The Office for Budget Responsibility (OBR), the economic watchdog, has markedly improved its deficit forecast. It previously said that public borrowing would be about £25 billion this year. However, the OBR underestimated the strength of personal tax receipts and corporation tax revenues. It will now revise down the country’s deficit for 2018-19 by about £13billion.
The OBR admitted that it tends to “over-predict deficits”, and has pledged to rectify this on Monday.
All borrowing forecasts will be revised down until 2022, according to the Financial Times. The change would mean the largest revision in borrowing forecasts since the early Eighties.

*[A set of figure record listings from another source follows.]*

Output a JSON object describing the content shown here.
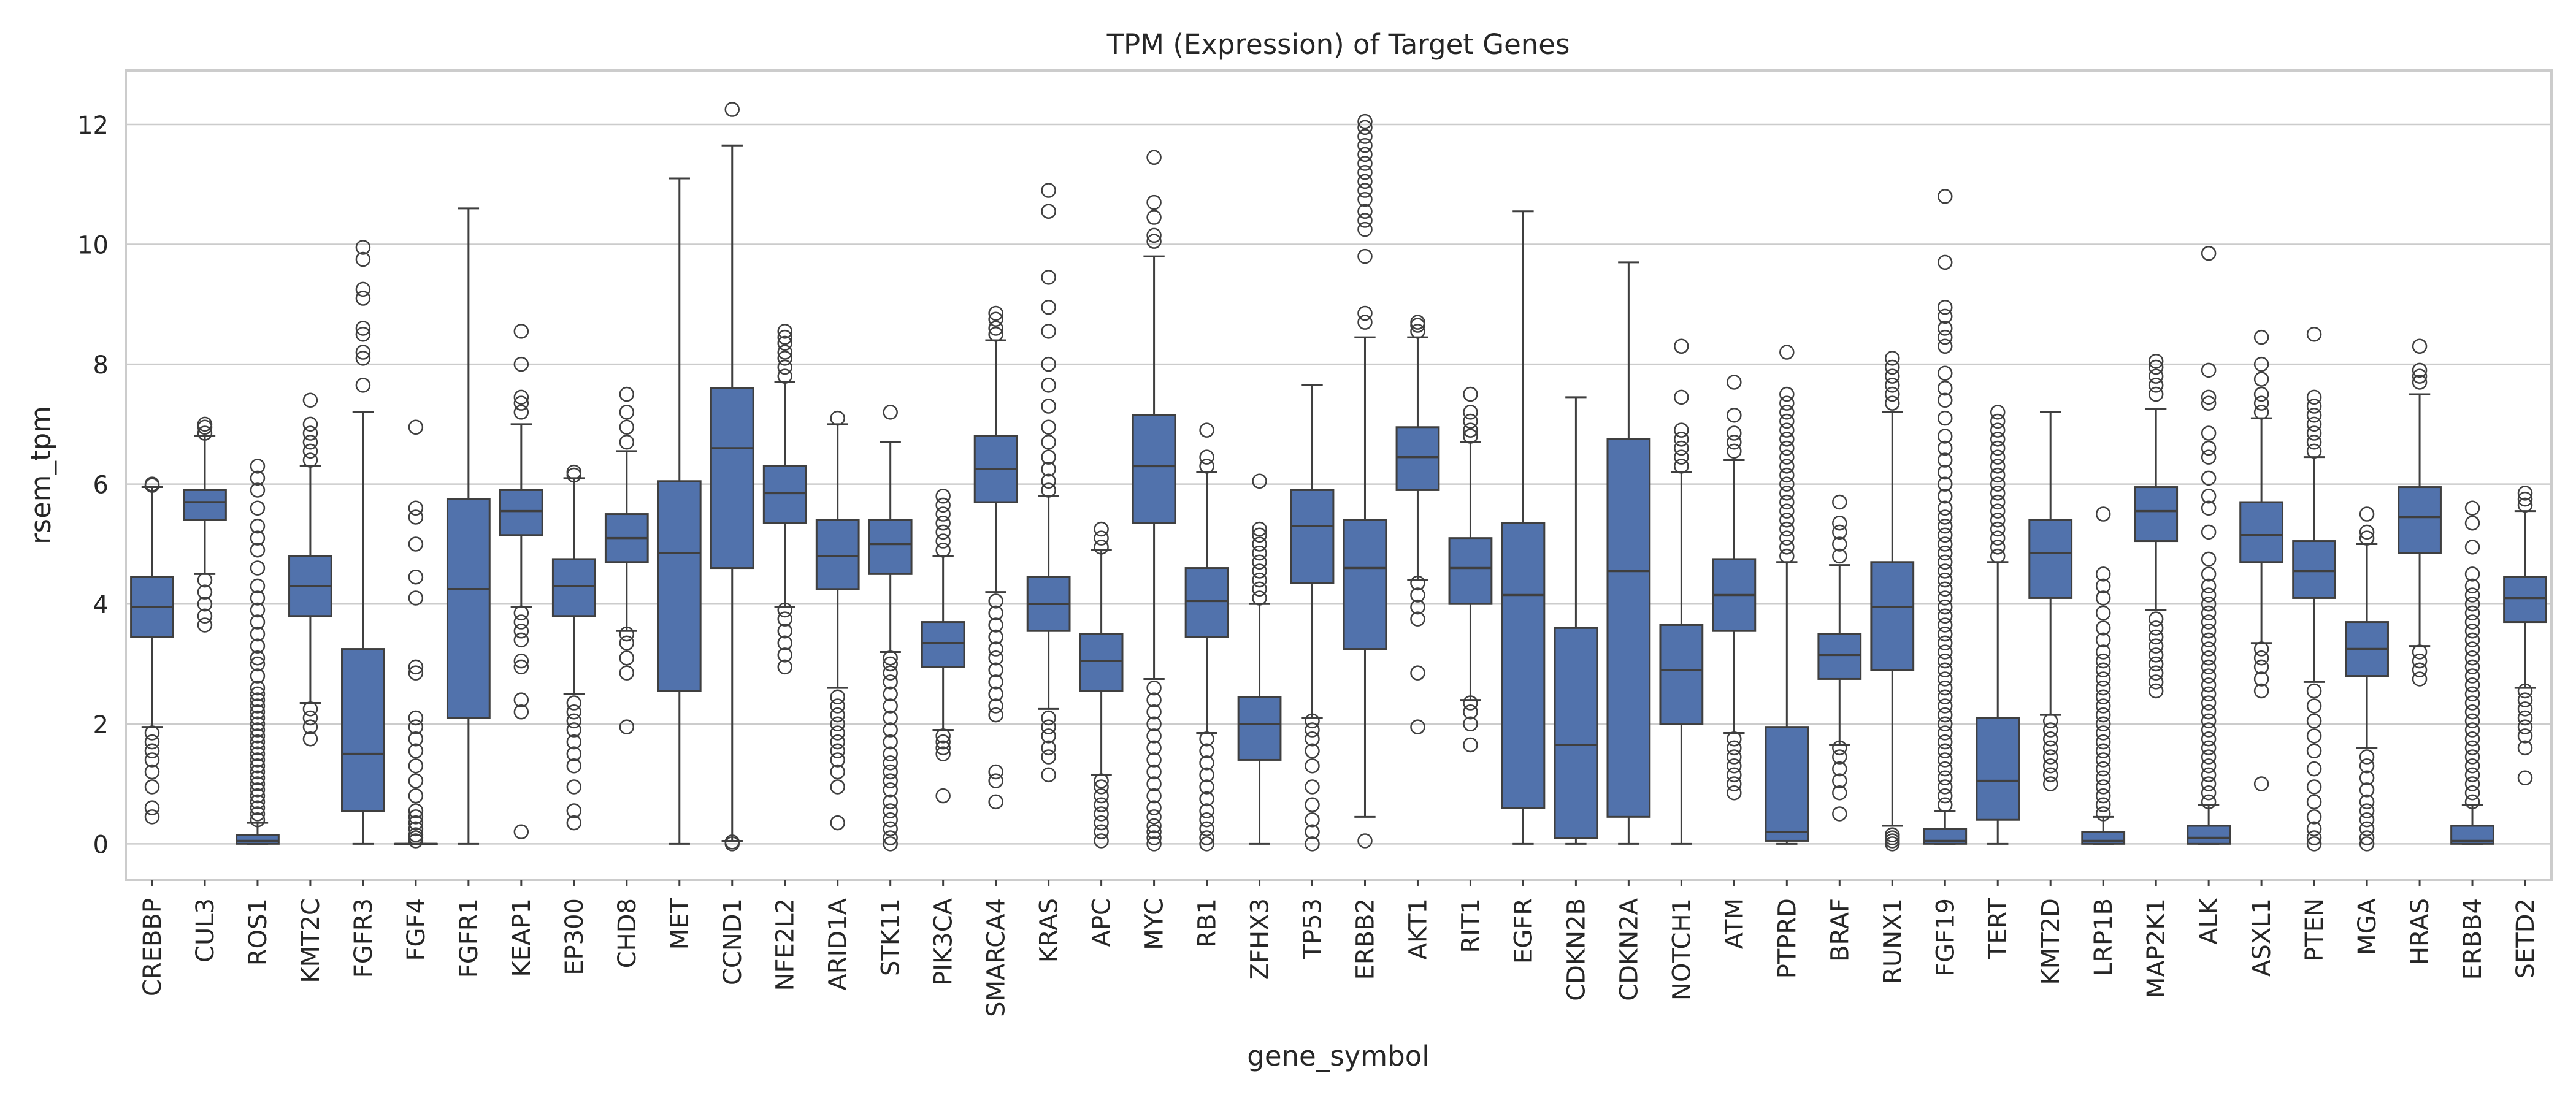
{
  "chart_data": {
    "type": "box",
    "title": "TPM (Expression) of Target Genes",
    "xlabel": "gene_symbol",
    "ylabel": "rsem_tpm",
    "ylim": [
      -0.6,
      12.9
    ],
    "yticks": [
      0,
      2,
      4,
      6,
      8,
      10,
      12
    ],
    "grid": "horizontal",
    "color": "#5172ac",
    "edge_color": "#3f3f3f",
    "categories": [
      "CREBBP",
      "CUL3",
      "ROS1",
      "KMT2C",
      "FGFR3",
      "FGF4",
      "FGFR1",
      "KEAP1",
      "EP300",
      "CHD8",
      "MET",
      "CCND1",
      "NFE2L2",
      "ARID1A",
      "STK11",
      "PIK3CA",
      "SMARCA4",
      "KRAS",
      "APC",
      "MYC",
      "RB1",
      "ZFHX3",
      "TP53",
      "ERBB2",
      "AKT1",
      "RIT1",
      "EGFR",
      "CDKN2B",
      "CDKN2A",
      "NOTCH1",
      "ATM",
      "PTPRD",
      "BRAF",
      "RUNX1",
      "FGF19",
      "TERT",
      "KMT2D",
      "LRP1B",
      "MAP2K1",
      "ALK",
      "ASXL1",
      "PTEN",
      "MGA",
      "HRAS",
      "ERBB4",
      "SETD2"
    ],
    "boxes": [
      {
        "gene": "CREBBP",
        "whislo": 1.95,
        "q1": 3.45,
        "med": 3.95,
        "q3": 4.45,
        "whishi": 5.95,
        "fliers": [
          0.45,
          0.6,
          0.95,
          1.2,
          1.4,
          1.55,
          1.7,
          1.85,
          5.98,
          6.0
        ]
      },
      {
        "gene": "CUL3",
        "whislo": 4.5,
        "q1": 5.4,
        "med": 5.7,
        "q3": 5.9,
        "whishi": 6.8,
        "fliers": [
          3.65,
          3.8,
          4.0,
          4.2,
          4.4,
          6.85,
          6.95,
          7.0
        ]
      },
      {
        "gene": "ROS1",
        "whislo": 0.0,
        "q1": 0.0,
        "med": 0.05,
        "q3": 0.15,
        "whishi": 0.35,
        "fliers": [
          0.4,
          0.5,
          0.6,
          0.7,
          0.8,
          0.9,
          1.0,
          1.1,
          1.2,
          1.3,
          1.4,
          1.5,
          1.6,
          1.7,
          1.8,
          1.9,
          2.0,
          2.1,
          2.2,
          2.3,
          2.4,
          2.5,
          2.6,
          2.8,
          3.0,
          3.1,
          3.3,
          3.5,
          3.7,
          3.9,
          4.1,
          4.3,
          4.6,
          4.9,
          5.1,
          5.3,
          5.6,
          5.9,
          6.1,
          6.3
        ]
      },
      {
        "gene": "KMT2C",
        "whislo": 2.35,
        "q1": 3.8,
        "med": 4.3,
        "q3": 4.8,
        "whishi": 6.3,
        "fliers": [
          1.75,
          1.95,
          2.1,
          2.25,
          6.4,
          6.55,
          6.7,
          6.85,
          7.0,
          7.4
        ]
      },
      {
        "gene": "FGFR3",
        "whislo": 0.0,
        "q1": 0.55,
        "med": 1.5,
        "q3": 3.25,
        "whishi": 7.2,
        "fliers": [
          7.65,
          8.1,
          8.2,
          8.5,
          8.6,
          9.1,
          9.25,
          9.75,
          9.95
        ]
      },
      {
        "gene": "FGF4",
        "whislo": 0.0,
        "q1": 0.0,
        "med": 0.0,
        "q3": 0.0,
        "whishi": 0.0,
        "fliers": [
          0.05,
          0.1,
          0.15,
          0.25,
          0.35,
          0.45,
          0.55,
          0.8,
          1.05,
          1.3,
          1.55,
          1.75,
          1.95,
          2.1,
          2.85,
          2.95,
          4.1,
          4.45,
          5.0,
          5.45,
          5.6,
          6.95
        ]
      },
      {
        "gene": "FGFR1",
        "whislo": 0.0,
        "q1": 2.1,
        "med": 4.25,
        "q3": 5.75,
        "whishi": 10.6,
        "fliers": []
      },
      {
        "gene": "KEAP1",
        "whislo": 3.95,
        "q1": 5.15,
        "med": 5.55,
        "q3": 5.9,
        "whishi": 7.0,
        "fliers": [
          0.2,
          2.2,
          2.4,
          2.95,
          3.05,
          3.4,
          3.55,
          3.7,
          3.85,
          7.2,
          7.35,
          7.45,
          8.0,
          8.55
        ]
      },
      {
        "gene": "EP300",
        "whislo": 2.5,
        "q1": 3.8,
        "med": 4.3,
        "q3": 4.75,
        "whishi": 6.1,
        "fliers": [
          0.35,
          0.55,
          0.95,
          1.3,
          1.5,
          1.7,
          1.9,
          2.05,
          2.2,
          2.35,
          6.15,
          6.2
        ]
      },
      {
        "gene": "CHD8",
        "whislo": 3.55,
        "q1": 4.7,
        "med": 5.1,
        "q3": 5.5,
        "whishi": 6.55,
        "fliers": [
          1.95,
          2.85,
          3.1,
          3.35,
          3.5,
          6.7,
          6.95,
          7.2,
          7.5
        ]
      },
      {
        "gene": "MET",
        "whislo": 0.0,
        "q1": 2.55,
        "med": 4.85,
        "q3": 6.05,
        "whishi": 11.1,
        "fliers": []
      },
      {
        "gene": "CCND1",
        "whislo": 0.05,
        "q1": 4.6,
        "med": 6.6,
        "q3": 7.6,
        "whishi": 11.65,
        "fliers": [
          0.0,
          0.03,
          12.25
        ]
      },
      {
        "gene": "NFE2L2",
        "whislo": 3.95,
        "q1": 5.35,
        "med": 5.85,
        "q3": 6.3,
        "whishi": 7.7,
        "fliers": [
          2.95,
          3.15,
          3.35,
          3.55,
          3.75,
          3.9,
          7.8,
          7.95,
          8.1,
          8.2,
          8.35,
          8.45,
          8.55
        ]
      },
      {
        "gene": "ARID1A",
        "whislo": 2.6,
        "q1": 4.25,
        "med": 4.8,
        "q3": 5.4,
        "whishi": 7.0,
        "fliers": [
          0.35,
          0.95,
          1.2,
          1.4,
          1.55,
          1.7,
          1.85,
          2.0,
          2.15,
          2.3,
          2.45,
          7.1
        ]
      },
      {
        "gene": "STK11",
        "whislo": 3.2,
        "q1": 4.5,
        "med": 5.0,
        "q3": 5.4,
        "whishi": 6.7,
        "fliers": [
          0.0,
          0.1,
          0.25,
          0.4,
          0.55,
          0.7,
          0.9,
          1.05,
          1.2,
          1.35,
          1.5,
          1.7,
          1.9,
          2.1,
          2.3,
          2.5,
          2.7,
          2.85,
          3.0,
          3.1,
          7.2
        ]
      },
      {
        "gene": "PIK3CA",
        "whislo": 1.9,
        "q1": 2.95,
        "med": 3.35,
        "q3": 3.7,
        "whishi": 4.8,
        "fliers": [
          0.8,
          1.5,
          1.6,
          1.7,
          1.8,
          4.9,
          5.05,
          5.2,
          5.35,
          5.5,
          5.65,
          5.8
        ]
      },
      {
        "gene": "SMARCA4",
        "whislo": 4.2,
        "q1": 5.7,
        "med": 6.25,
        "q3": 6.8,
        "whishi": 8.4,
        "fliers": [
          0.7,
          1.05,
          1.2,
          2.15,
          2.3,
          2.5,
          2.7,
          2.9,
          3.1,
          3.25,
          3.45,
          3.65,
          3.85,
          4.05,
          8.5,
          8.6,
          8.75,
          8.85
        ]
      },
      {
        "gene": "KRAS",
        "whislo": 2.25,
        "q1": 3.55,
        "med": 4.0,
        "q3": 4.45,
        "whishi": 5.8,
        "fliers": [
          1.15,
          1.45,
          1.6,
          1.8,
          1.95,
          2.1,
          5.9,
          6.05,
          6.25,
          6.45,
          6.7,
          6.95,
          7.3,
          7.65,
          8.0,
          8.55,
          8.95,
          9.45,
          10.55,
          10.9
        ]
      },
      {
        "gene": "APC",
        "whislo": 1.15,
        "q1": 2.55,
        "med": 3.05,
        "q3": 3.5,
        "whishi": 4.9,
        "fliers": [
          0.05,
          0.2,
          0.35,
          0.5,
          0.65,
          0.8,
          0.95,
          1.05,
          4.95,
          5.1,
          5.25
        ]
      },
      {
        "gene": "MYC",
        "whislo": 2.75,
        "q1": 5.35,
        "med": 6.3,
        "q3": 7.15,
        "whishi": 9.8,
        "fliers": [
          0.0,
          0.1,
          0.2,
          0.3,
          0.45,
          0.6,
          0.8,
          1.0,
          1.2,
          1.4,
          1.6,
          1.8,
          2.0,
          2.2,
          2.4,
          2.6,
          10.05,
          10.15,
          10.45,
          10.7,
          11.45
        ]
      },
      {
        "gene": "RB1",
        "whislo": 1.85,
        "q1": 3.45,
        "med": 4.05,
        "q3": 4.6,
        "whishi": 6.2,
        "fliers": [
          0.0,
          0.1,
          0.25,
          0.4,
          0.55,
          0.75,
          0.95,
          1.15,
          1.35,
          1.55,
          1.75,
          6.3,
          6.45,
          6.9
        ]
      },
      {
        "gene": "ZFHX3",
        "whislo": 0.0,
        "q1": 1.4,
        "med": 2.0,
        "q3": 2.45,
        "whishi": 4.0,
        "fliers": [
          4.1,
          4.25,
          4.4,
          4.55,
          4.7,
          4.85,
          5.0,
          5.15,
          5.25,
          6.05
        ]
      },
      {
        "gene": "TP53",
        "whislo": 2.1,
        "q1": 4.35,
        "med": 5.3,
        "q3": 5.9,
        "whishi": 7.65,
        "fliers": [
          0.0,
          0.2,
          0.4,
          0.65,
          0.95,
          1.3,
          1.55,
          1.75,
          1.9,
          2.05
        ]
      },
      {
        "gene": "ERBB2",
        "whislo": 0.45,
        "q1": 3.25,
        "med": 4.6,
        "q3": 5.4,
        "whishi": 8.45,
        "fliers": [
          0.05,
          8.7,
          8.85,
          9.8,
          10.25,
          10.4,
          10.55,
          10.75,
          10.9,
          11.05,
          11.2,
          11.35,
          11.5,
          11.65,
          11.8,
          11.95,
          12.05
        ]
      },
      {
        "gene": "AKT1",
        "whislo": 4.4,
        "q1": 5.9,
        "med": 6.45,
        "q3": 6.95,
        "whishi": 8.45,
        "fliers": [
          1.95,
          2.85,
          3.75,
          3.95,
          4.15,
          4.35,
          8.55,
          8.65,
          8.7
        ]
      },
      {
        "gene": "RIT1",
        "whislo": 2.4,
        "q1": 4.0,
        "med": 4.6,
        "q3": 5.1,
        "whishi": 6.7,
        "fliers": [
          1.65,
          2.0,
          2.2,
          2.35,
          6.8,
          6.9,
          7.05,
          7.2,
          7.5
        ]
      },
      {
        "gene": "EGFR",
        "whislo": 0.0,
        "q1": 0.6,
        "med": 4.15,
        "q3": 5.35,
        "whishi": 10.55,
        "fliers": []
      },
      {
        "gene": "CDKN2B",
        "whislo": 0.0,
        "q1": 0.1,
        "med": 1.65,
        "q3": 3.6,
        "whishi": 7.45,
        "fliers": []
      },
      {
        "gene": "CDKN2A",
        "whislo": 0.0,
        "q1": 0.45,
        "med": 4.55,
        "q3": 6.75,
        "whishi": 9.7,
        "fliers": []
      },
      {
        "gene": "NOTCH1",
        "whislo": 0.0,
        "q1": 2.0,
        "med": 2.9,
        "q3": 3.65,
        "whishi": 6.2,
        "fliers": [
          6.3,
          6.45,
          6.6,
          6.75,
          6.9,
          7.45,
          8.3
        ]
      },
      {
        "gene": "ATM",
        "whislo": 1.85,
        "q1": 3.55,
        "med": 4.15,
        "q3": 4.75,
        "whishi": 6.4,
        "fliers": [
          0.85,
          1.0,
          1.15,
          1.3,
          1.45,
          1.6,
          1.75,
          6.55,
          6.7,
          6.85,
          7.15,
          7.7
        ]
      },
      {
        "gene": "PTPRD",
        "whislo": 0.0,
        "q1": 0.05,
        "med": 0.2,
        "q3": 1.95,
        "whishi": 4.7,
        "fliers": [
          4.8,
          4.95,
          5.1,
          5.25,
          5.4,
          5.55,
          5.7,
          5.85,
          6.0,
          6.15,
          6.3,
          6.45,
          6.6,
          6.75,
          6.9,
          7.05,
          7.2,
          7.35,
          7.5,
          8.2
        ]
      },
      {
        "gene": "BRAF",
        "whislo": 1.65,
        "q1": 2.75,
        "med": 3.15,
        "q3": 3.5,
        "whishi": 4.65,
        "fliers": [
          0.5,
          0.85,
          1.05,
          1.25,
          1.45,
          1.6,
          4.8,
          5.0,
          5.2,
          5.35,
          5.7
        ]
      },
      {
        "gene": "RUNX1",
        "whislo": 0.3,
        "q1": 2.9,
        "med": 3.95,
        "q3": 4.7,
        "whishi": 7.2,
        "fliers": [
          0.0,
          0.05,
          0.1,
          0.15,
          7.35,
          7.5,
          7.65,
          7.8,
          7.95,
          8.1
        ]
      },
      {
        "gene": "FGF19",
        "whislo": 0.0,
        "q1": 0.0,
        "med": 0.05,
        "q3": 0.25,
        "whishi": 0.55,
        "fliers": [
          0.65,
          0.8,
          0.95,
          1.1,
          1.25,
          1.4,
          1.55,
          1.7,
          1.85,
          2.0,
          2.15,
          2.3,
          2.45,
          2.6,
          2.75,
          2.9,
          3.05,
          3.2,
          3.35,
          3.5,
          3.65,
          3.8,
          3.95,
          4.1,
          4.25,
          4.4,
          4.55,
          4.7,
          4.85,
          5.0,
          5.15,
          5.3,
          5.45,
          5.6,
          5.8,
          6.0,
          6.2,
          6.4,
          6.6,
          6.8,
          7.1,
          7.4,
          7.6,
          7.85,
          8.3,
          8.45,
          8.6,
          8.8,
          8.95,
          9.7,
          10.8
        ]
      },
      {
        "gene": "TERT",
        "whislo": 0.0,
        "q1": 0.4,
        "med": 1.05,
        "q3": 2.1,
        "whishi": 4.7,
        "fliers": [
          4.8,
          4.95,
          5.1,
          5.25,
          5.4,
          5.55,
          5.7,
          5.85,
          6.0,
          6.15,
          6.3,
          6.45,
          6.6,
          6.75,
          6.9,
          7.05,
          7.2
        ]
      },
      {
        "gene": "KMT2D",
        "whislo": 2.15,
        "q1": 4.1,
        "med": 4.85,
        "q3": 5.4,
        "whishi": 7.2,
        "fliers": [
          1.0,
          1.15,
          1.3,
          1.45,
          1.6,
          1.75,
          1.9,
          2.05
        ]
      },
      {
        "gene": "LRP1B",
        "whislo": 0.0,
        "q1": 0.0,
        "med": 0.05,
        "q3": 0.2,
        "whishi": 0.45,
        "fliers": [
          0.5,
          0.65,
          0.8,
          0.95,
          1.1,
          1.25,
          1.4,
          1.55,
          1.7,
          1.85,
          2.0,
          2.15,
          2.3,
          2.45,
          2.6,
          2.75,
          2.9,
          3.05,
          3.2,
          3.4,
          3.6,
          3.85,
          4.1,
          4.3,
          4.5,
          5.5
        ]
      },
      {
        "gene": "MAP2K1",
        "whislo": 3.9,
        "q1": 5.05,
        "med": 5.55,
        "q3": 5.95,
        "whishi": 7.25,
        "fliers": [
          2.55,
          2.7,
          2.85,
          3.0,
          3.15,
          3.3,
          3.45,
          3.6,
          3.75,
          7.5,
          7.65,
          7.8,
          7.95,
          8.05
        ]
      },
      {
        "gene": "ALK",
        "whislo": 0.0,
        "q1": 0.0,
        "med": 0.1,
        "q3": 0.3,
        "whishi": 0.65,
        "fliers": [
          0.7,
          0.85,
          1.0,
          1.15,
          1.3,
          1.45,
          1.6,
          1.75,
          1.9,
          2.05,
          2.2,
          2.35,
          2.5,
          2.65,
          2.8,
          2.95,
          3.1,
          3.25,
          3.4,
          3.55,
          3.7,
          3.85,
          4.0,
          4.15,
          4.3,
          4.5,
          4.75,
          5.2,
          5.6,
          5.8,
          6.1,
          6.45,
          6.6,
          6.85,
          7.35,
          7.45,
          7.9,
          9.85
        ]
      },
      {
        "gene": "ASXL1",
        "whislo": 3.35,
        "q1": 4.7,
        "med": 5.15,
        "q3": 5.7,
        "whishi": 7.1,
        "fliers": [
          1.0,
          2.55,
          2.75,
          2.95,
          3.1,
          3.25,
          7.2,
          7.35,
          7.5,
          7.75,
          8.0,
          8.45
        ]
      },
      {
        "gene": "PTEN",
        "whislo": 2.7,
        "q1": 4.1,
        "med": 4.55,
        "q3": 5.05,
        "whishi": 6.45,
        "fliers": [
          0.0,
          0.1,
          0.25,
          0.45,
          0.7,
          0.95,
          1.25,
          1.55,
          1.8,
          2.05,
          2.3,
          2.55,
          6.55,
          6.7,
          6.85,
          7.0,
          7.15,
          7.3,
          7.45,
          8.5
        ]
      },
      {
        "gene": "MGA",
        "whislo": 1.6,
        "q1": 2.8,
        "med": 3.25,
        "q3": 3.7,
        "whishi": 5.0,
        "fliers": [
          0.0,
          0.1,
          0.25,
          0.4,
          0.55,
          0.7,
          0.9,
          1.1,
          1.3,
          1.45,
          5.1,
          5.2,
          5.5
        ]
      },
      {
        "gene": "HRAS",
        "whislo": 3.3,
        "q1": 4.85,
        "med": 5.45,
        "q3": 5.95,
        "whishi": 7.5,
        "fliers": [
          2.75,
          2.9,
          3.05,
          3.2,
          7.7,
          7.8,
          7.9,
          8.3
        ]
      },
      {
        "gene": "ERBB4",
        "whislo": 0.0,
        "q1": 0.0,
        "med": 0.05,
        "q3": 0.3,
        "whishi": 0.65,
        "fliers": [
          0.7,
          0.85,
          1.0,
          1.15,
          1.3,
          1.45,
          1.6,
          1.75,
          1.9,
          2.05,
          2.2,
          2.35,
          2.5,
          2.65,
          2.8,
          2.95,
          3.1,
          3.25,
          3.4,
          3.55,
          3.7,
          3.85,
          4.0,
          4.15,
          4.3,
          4.5,
          4.95,
          5.35,
          5.6
        ]
      },
      {
        "gene": "SETD2",
        "whislo": 2.6,
        "q1": 3.7,
        "med": 4.1,
        "q3": 4.45,
        "whishi": 5.55,
        "fliers": [
          1.1,
          1.6,
          1.8,
          1.95,
          2.1,
          2.25,
          2.4,
          2.55,
          5.65,
          5.75,
          5.85
        ]
      }
    ]
  }
}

This should allow Mr Hammond to avoid any substantial tax rises in his forthcoming Budget, despite his recent hints that they would be needed to pay for the Government’s pledge to provide extra funding for the NHS.
The change will also give Mr Hammond more time to hold out for a potential “deal dividend” from the Brexit negotiations. The Treasury had been planning to cut pension tax relief and delay raising income tax thresholds in order to fulfil the £20 billion-a-year funding pledge for the health service.
While the updated forecasts would help finance the Government’s pledge to the NHS, they would not cover its commitment to end austerity.
Ending austerity would require £31 billion of additional spending by 2023, according to the think tank Resolution Foundation.
Matt Whittaker, deputy director at the Resolution Foundation, said: “Ending austerity carries a huge price tag of over £30billion by the end of the parliament. Doing it while also keeping debt falling as a share of the economy will therefore require tax rises.”